What is the difference between facial hair and head hair




















Amazingly, these type of curly hair is usually the kind of curl that goes straight when the hair is wet but goes back to being curly as it dries. Curly hair has clearly defined, springy curls and it tends to be easy to style. There are three subcategories for curly hair:. It manages to be reasonably coarse in texture but is also delicate and prone to damage by heat and Chemical product. It is safe to say Curly hair is soft in texture with strong, well-defined curls or should we use the fancier word; kinks.

Mor also, these of this type of curly hair has very tight curls, but they are less defined, delicate, and fragile. A beard hair is the massive collection of hair that grows on the chin, upper lip, cheeks and neck of humans and some non-human animals. However, women with hirsutism , a hormonal condition of excessive hairiness, may develop a beard.

Unlike the hair on our heads, facial hair is unique to men although some women also have the tendency towards growing facial hair. The hair on our head likewise the facial hair grows in three steps but the facial hair has a shorter growing phase which tends to be thicker and of a much more wiry texture compared to that of the head hair. Ultimate Grooming Bundles. Luxury Grooming Tool Kit.

Shop All Kits. Shop All Products. Gear Apparel Dad Hat Shirts. Scented Candle. Androgenic hair growth is dependent on the hormone testosterone — the more testosterone a guy has, the more facial hair he will grow. Ironically, testosterone is also responsible for some terminal hair follicles reverting over time to vellus follicles — hence middle-aged scalp baldness even in the presence of a full and manly beard!

The hair that guys grow naturally on their faces is a very different beast than what grows on the scalp, or elsewhere on the body, for that matter. Facial hair tends to be thicker, and of a much more wiry texture than that on the head.

The skin under the hair is also different. There may also be differences in the ability for the hair to tangle and look unruly. Scalp hair may be straight, yet beard hairs grow thicker and curly — and the reason for this all comes down to the shape of the follicles. Follicles on the face are much more sensitive to androgens like testosterone; these hormones make follicles twist and their resultant hairs become kinked.

This means that even the brush you use might need to be different, a stiff one for the beard and a softer one for the head. Beard hairs may grow in a completely different texture than scalp hair — and even in a different colour. A man may retain a full head of dark hair into middle age, yet his beard may grow completely grey.
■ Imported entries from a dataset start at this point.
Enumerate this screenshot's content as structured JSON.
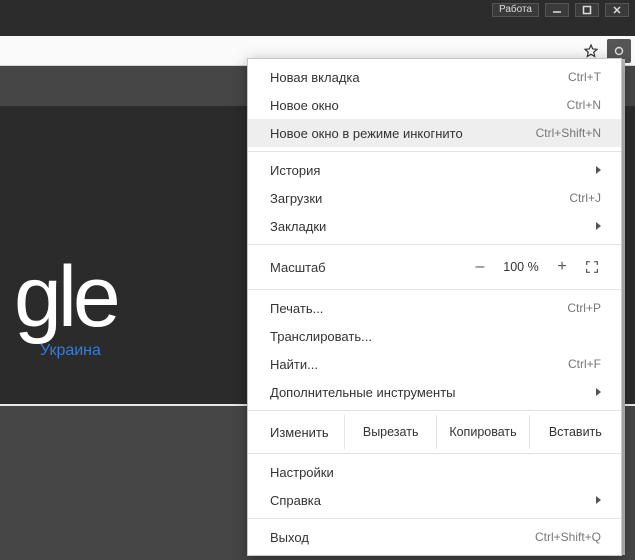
{
  "titlebar": {
    "profile_label": "Работа"
  },
  "page": {
    "logo_fragment": "gle",
    "region": "Украина"
  },
  "menu": {
    "new_tab": {
      "label": "Новая вкладка",
      "shortcut": "Ctrl+T"
    },
    "new_window": {
      "label": "Новое окно",
      "shortcut": "Ctrl+N"
    },
    "incognito": {
      "label": "Новое окно в режиме инкогнито",
      "shortcut": "Ctrl+Shift+N"
    },
    "history": {
      "label": "История"
    },
    "downloads": {
      "label": "Загрузки",
      "shortcut": "Ctrl+J"
    },
    "bookmarks": {
      "label": "Закладки"
    },
    "zoom": {
      "label": "Масштаб",
      "value": "100 %",
      "minus": "–",
      "plus": "+"
    },
    "print": {
      "label": "Печать...",
      "shortcut": "Ctrl+P"
    },
    "cast": {
      "label": "Транслировать..."
    },
    "find": {
      "label": "Найти...",
      "shortcut": "Ctrl+F"
    },
    "tools": {
      "label": "Дополнительные инструменты"
    },
    "edit": {
      "label": "Изменить",
      "cut": "Вырезать",
      "copy": "Копировать",
      "paste": "Вставить"
    },
    "settings": {
      "label": "Настройки"
    },
    "help": {
      "label": "Справка"
    },
    "exit": {
      "label": "Выход",
      "shortcut": "Ctrl+Shift+Q"
    }
  }
}
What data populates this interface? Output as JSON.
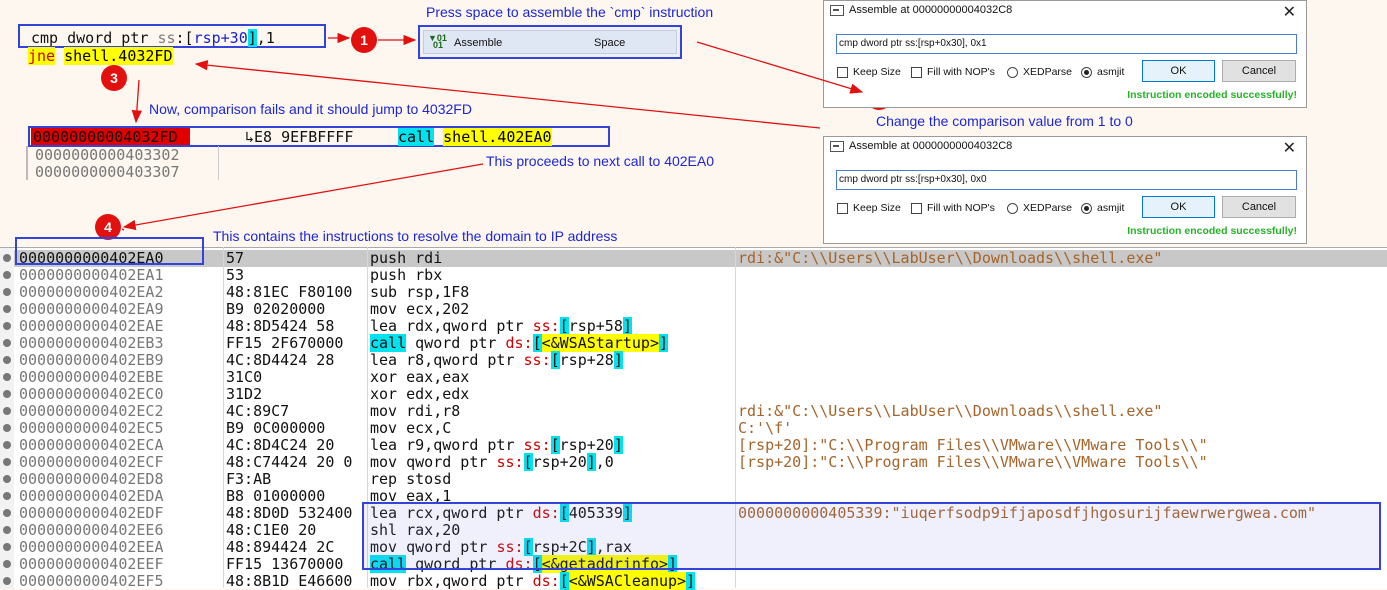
{
  "top": {
    "cmp_parts": [
      "cmp",
      "dword ptr",
      "ss",
      ":[",
      "rsp+30",
      "]",
      ",1"
    ],
    "jne_parts": [
      "jne",
      "shell.4032FD"
    ]
  },
  "markers": [
    "1",
    "2",
    "3",
    "4"
  ],
  "captions": {
    "press_space": "Press space to assemble the `cmp` instruction",
    "change_value": "Change the comparison value from 1 to 0",
    "comparison_fails": "Now, comparison fails and it should jump to 4032FD",
    "proceeds": "This proceeds to next call to 402EA0",
    "resolve": "This contains the instructions to resolve the domain to IP address"
  },
  "menu": {
    "label": "Assemble",
    "shortcut": "Space",
    "icon": "assemble-icon"
  },
  "dialogs": [
    {
      "title": "Assemble at 00000000004032C8",
      "input": "cmp dword ptr ss:[rsp+0x30], 0x1",
      "keep_size": "Keep Size",
      "fill_nops": "Fill with NOP's",
      "xedparse": "XEDParse",
      "asmjit": "asmjit",
      "ok": "OK",
      "cancel": "Cancel",
      "status": "Instruction encoded successfully!"
    },
    {
      "title": "Assemble at 00000000004032C8",
      "input": "cmp dword ptr ss:[rsp+0x30], 0x0",
      "keep_size": "Keep Size",
      "fill_nops": "Fill with NOP's",
      "xedparse": "XEDParse",
      "asmjit": "asmjit",
      "ok": "OK",
      "cancel": "Cancel",
      "status": "Instruction encoded successfully!"
    }
  ],
  "jump_area": {
    "target_addr": "00000000004032FD",
    "target_bytes": "E8 9EFBFFFF",
    "call_parts": [
      "call",
      "shell.402EA0"
    ],
    "next1": "0000000000403302",
    "next2": "0000000000403307"
  },
  "disasm": [
    {
      "addr": "0000000000402EA0",
      "bytes": "57",
      "instr": "push rdi",
      "comment": "rdi:&\"C:\\\\Users\\\\LabUser\\\\Downloads\\\\shell.exe\""
    },
    {
      "addr": "0000000000402EA1",
      "bytes": "53",
      "instr": "push rbx",
      "comment": ""
    },
    {
      "addr": "0000000000402EA2",
      "bytes": "48:81EC F80100",
      "instr": "sub rsp,1F8",
      "comment": ""
    },
    {
      "addr": "0000000000402EA9",
      "bytes": "B9 02020000",
      "instr": "mov ecx,202",
      "comment": ""
    },
    {
      "addr": "0000000000402EAE",
      "bytes": "48:8D5424 58",
      "instr": "lea rdx,qword ptr ss:[rsp+58]",
      "comment": ""
    },
    {
      "addr": "0000000000402EB3",
      "bytes": "FF15 2F670000",
      "instr": "call qword ptr ds:[<&WSAStartup>]",
      "comment": ""
    },
    {
      "addr": "0000000000402EB9",
      "bytes": "4C:8D4424 28",
      "instr": "lea r8,qword ptr ss:[rsp+28]",
      "comment": ""
    },
    {
      "addr": "0000000000402EBE",
      "bytes": "31C0",
      "instr": "xor eax,eax",
      "comment": ""
    },
    {
      "addr": "0000000000402EC0",
      "bytes": "31D2",
      "instr": "xor edx,edx",
      "comment": ""
    },
    {
      "addr": "0000000000402EC2",
      "bytes": "4C:89C7",
      "instr": "mov rdi,r8",
      "comment": "rdi:&\"C:\\\\Users\\\\LabUser\\\\Downloads\\\\shell.exe\""
    },
    {
      "addr": "0000000000402EC5",
      "bytes": "B9 0C000000",
      "instr": "mov ecx,C",
      "comment": "C:'\\f'"
    },
    {
      "addr": "0000000000402ECA",
      "bytes": "4C:8D4C24 20",
      "instr": "lea r9,qword ptr ss:[rsp+20]",
      "comment": "[rsp+20]:\"C:\\\\Program Files\\\\VMware\\\\VMware Tools\\\\\""
    },
    {
      "addr": "0000000000402ECF",
      "bytes": "48:C74424 20 0",
      "instr": "mov qword ptr ss:[rsp+20],0",
      "comment": "[rsp+20]:\"C:\\\\Program Files\\\\VMware\\\\VMware Tools\\\\\""
    },
    {
      "addr": "0000000000402ED8",
      "bytes": "F3:AB",
      "instr": "rep stosd",
      "comment": ""
    },
    {
      "addr": "0000000000402EDA",
      "bytes": "B8 01000000",
      "instr": "mov eax,1",
      "comment": ""
    },
    {
      "addr": "0000000000402EDF",
      "bytes": "48:8D0D 532400",
      "instr": "lea rcx,qword ptr ds:[405339]",
      "comment": "0000000000405339:\"iuqerfsodp9ifjaposdfjhgosurijfaewrwergwea.com\""
    },
    {
      "addr": "0000000000402EE6",
      "bytes": "48:C1E0 20",
      "instr": "shl rax,20",
      "comment": ""
    },
    {
      "addr": "0000000000402EEA",
      "bytes": "48:894424 2C",
      "instr": "mov qword ptr ss:[rsp+2C],rax",
      "comment": ""
    },
    {
      "addr": "0000000000402EEF",
      "bytes": "FF15 13670000",
      "instr": "call qword ptr ds:[<&getaddrinfo>]",
      "comment": ""
    },
    {
      "addr": "0000000000402EF5",
      "bytes": "48:8B1D E46600",
      "instr": "mov rbx,qword ptr ds:[<&WSACleanup>]",
      "comment": ""
    }
  ],
  "colors": {
    "register_highlight": "#00e3ef",
    "symbol_highlight": "#ffff00",
    "annotation_blue": "#1c26d8",
    "marker_red": "#e31010",
    "success_green": "#27b227"
  }
}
What does it all mean? In a nutshell, your beard needs to be cared for differently than the scalp hair. There are really only two types of facial hair: beards and mustaches. Think about it like part of a Linnaean taxonomy of human traits that we just made up but totally makes sense, where facial hair is a family, beards and mustaches are each a genus, and their many varieties are individual species that could interbreed, as it were, to create hybrid subspecies like the duck-billed platypus of the facial hair family, the soul patch.

The Economist wrote about that very philia in a article about the growing trend of beardedness while reporting from the National Beard and Mustache Championship that was taking place in Brooklyn that year … obviously. If you are breathing right now, then you must be aware that the beards The Economist reported on were part of more than just a passing trend.
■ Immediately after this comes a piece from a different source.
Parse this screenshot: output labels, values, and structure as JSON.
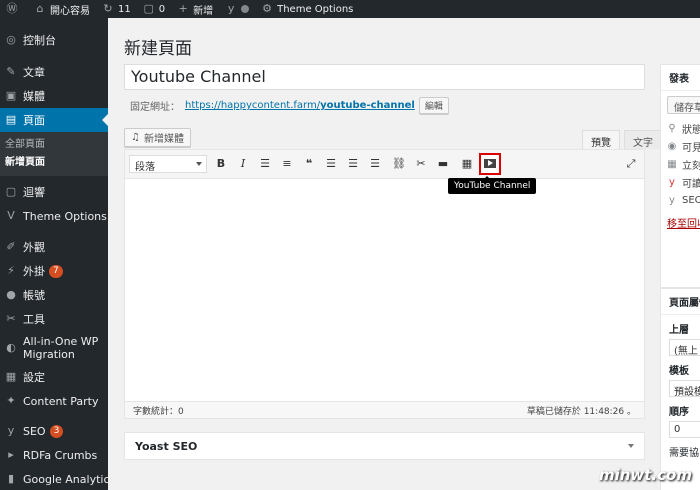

Facial hair grew more popular over the rest of the decade until it became a full-blown phenomenon of 21st-century maleness. It even had a cameo in the beginning of the novel coronavirus pandemic. Fourteen mustaches, twelve beards, nine beard-mustache hybrids, and a clean-shaven option.

But they have come up with a best evolutionary guess that makes a lot of sense, if you take a step back to see the forest for the trees—or the beard for the whiskers, as it were. As it turns out, facial hair is not a functional physical human trait in the way we thought it was for many years.

In fact, of all the physical features on the human body—including other kinds of hair—facial hair is the only one that is purely or primarily ornamental. Just take a look at what the rest of our hair does for us:.